Although well-intentioned, companies sometimes make moves that have unexpected negative effects.
I think it’s fair to say that most of us try our best to do things that will help our organizations. Unfortunately, at times, the best plans can go awry and lead to unintended consequences. Here are a few of the more interesting examples of unintended consequences that I have encountered in working with different companies:
The New Performance Review Plan. One organization spent a great deal of time and money developing what it thought was an excellent performance review system. Documents were created to allow management to capture the critical aspects of an employee’s performance over the course of the year. This was a great idea on the surface, as all employees should know how they are performing so they can work to expand their strengths and improve any areas of weakness, and this system provided a standardized means for achieving this. Unfortunately, the review documents were so detailed and extensive that they required approximately 8 hours for a supervisor or manager to complete for each employee. As a result, supervisors and managers spent a great deal of their time completing these documents, and had less time available to actually work with and develop their employees. The system frustrated many and did not demonstrably improve employee performance.
The Maintenance Department Work Hours Plan. Like many, this company had difficulty hiring skilled maintenance mechanics, especially for second- and third-shift operations. As a result, most maintenance, including much-needed preventive maintenance, was performed on the first shift or occasionally on weekends. Although it was not an ideal arrangement, the maintenance mechanics for the most part were able to keep up with both routine and unplanned maintenance issues. In an attempt to spread the maintenance work over multiple shifts, the company decided to implement a rotating-shift system for all maintenance mechanics, as this was deemed the fairest way to accomplish an around-the-clock maintenance goal. None of the maintenance mechanics were happy with this change in their work hours. Because this company was not the only one of its kind in the area, within one month, half of the maintenance mechanics left to work elsewhere. Equipment downtime soared and preventive maintenance was “temporarily” halted, with the result being an increase in the number of unplanned maintenance incidents (a real Catch-22). Changing work hours to get better coverage produced the unintended consequences of alienating key employees, reducing overall maintenance effectiveness and making it even harder to hire new skilled employees.
The “Super” Production Specialist. This produced custom products in a wide variety of capacities with numerous options. For years, the company staffed its workforce with specialists for each product line. These specialists could build any product within their lines efficiently and with the highest level of quality. When products shipped to customers, they were right. The business was very cyclical, especially between product families. It was common for one line to be producing at a high rate while another was experiencing periods of slow demand.
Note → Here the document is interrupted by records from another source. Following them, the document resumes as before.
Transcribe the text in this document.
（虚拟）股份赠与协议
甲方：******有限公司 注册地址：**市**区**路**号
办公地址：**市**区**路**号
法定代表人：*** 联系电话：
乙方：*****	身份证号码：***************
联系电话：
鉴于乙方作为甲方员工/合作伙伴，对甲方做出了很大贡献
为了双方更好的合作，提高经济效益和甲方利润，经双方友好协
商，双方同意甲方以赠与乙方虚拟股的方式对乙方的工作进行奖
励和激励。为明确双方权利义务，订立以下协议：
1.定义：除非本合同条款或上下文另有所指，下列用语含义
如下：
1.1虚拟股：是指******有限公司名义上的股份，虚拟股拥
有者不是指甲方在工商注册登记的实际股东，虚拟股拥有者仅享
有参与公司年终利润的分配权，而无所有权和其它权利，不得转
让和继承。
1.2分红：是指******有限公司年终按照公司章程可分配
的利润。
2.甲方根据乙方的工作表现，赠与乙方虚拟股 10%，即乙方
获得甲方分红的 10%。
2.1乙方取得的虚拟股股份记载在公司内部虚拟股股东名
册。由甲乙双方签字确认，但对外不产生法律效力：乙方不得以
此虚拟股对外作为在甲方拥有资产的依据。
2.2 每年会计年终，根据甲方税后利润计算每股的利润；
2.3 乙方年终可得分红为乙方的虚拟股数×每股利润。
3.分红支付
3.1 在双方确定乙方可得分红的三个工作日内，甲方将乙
Consequently, some specialists were busy while others were looking for things to do. One of the things some specialists liked to do was build product ahead of time. Either they would work on orders that were not due for a few weeks, or even months, or they would build “on spec” (with “spec” in this case meaning speculation, not specification). This often led to an abundance of unsold (and even unsellable) finished goods inventory. Due to the complexity of the products and the options each could contain, the idea of a production specialist probably made sense at one time. However, the changeable nature of this company’s business contributed to the unintended consequences of unproductive employees and excessive operating costs.
Employee Skills Enhancement. I encountered this example of unintended consequences recently when I was brought into a company to provide training for some of its employees. I was working with two groups of about 10 employees each. Employees were regularly attending the trainings, despite either having just completed a shift or planning to start a shift right after the session. It was a win-win situation for the company and the employees: The company was gaining better-skilled employees, and each employee was increasing his or her individual skills, and earning overtime pay to do so. After some time, however, two of the employees stopped coming to the training sessions, not because of anything they or the company did wrong, but because they were on a path to earning too much money to qualify for government healthcare subsidies. Although no doubt a legitimate concern for each of the employees, this was a very sad example of how a good plan can be undermined by unintended consequences that are beyond a company’s control.
These examples show how any well-meaning company’s actions can have unanticipated or unintended effects. The key is to learn from these consequences and react effectively by taking the necessary corrective actions.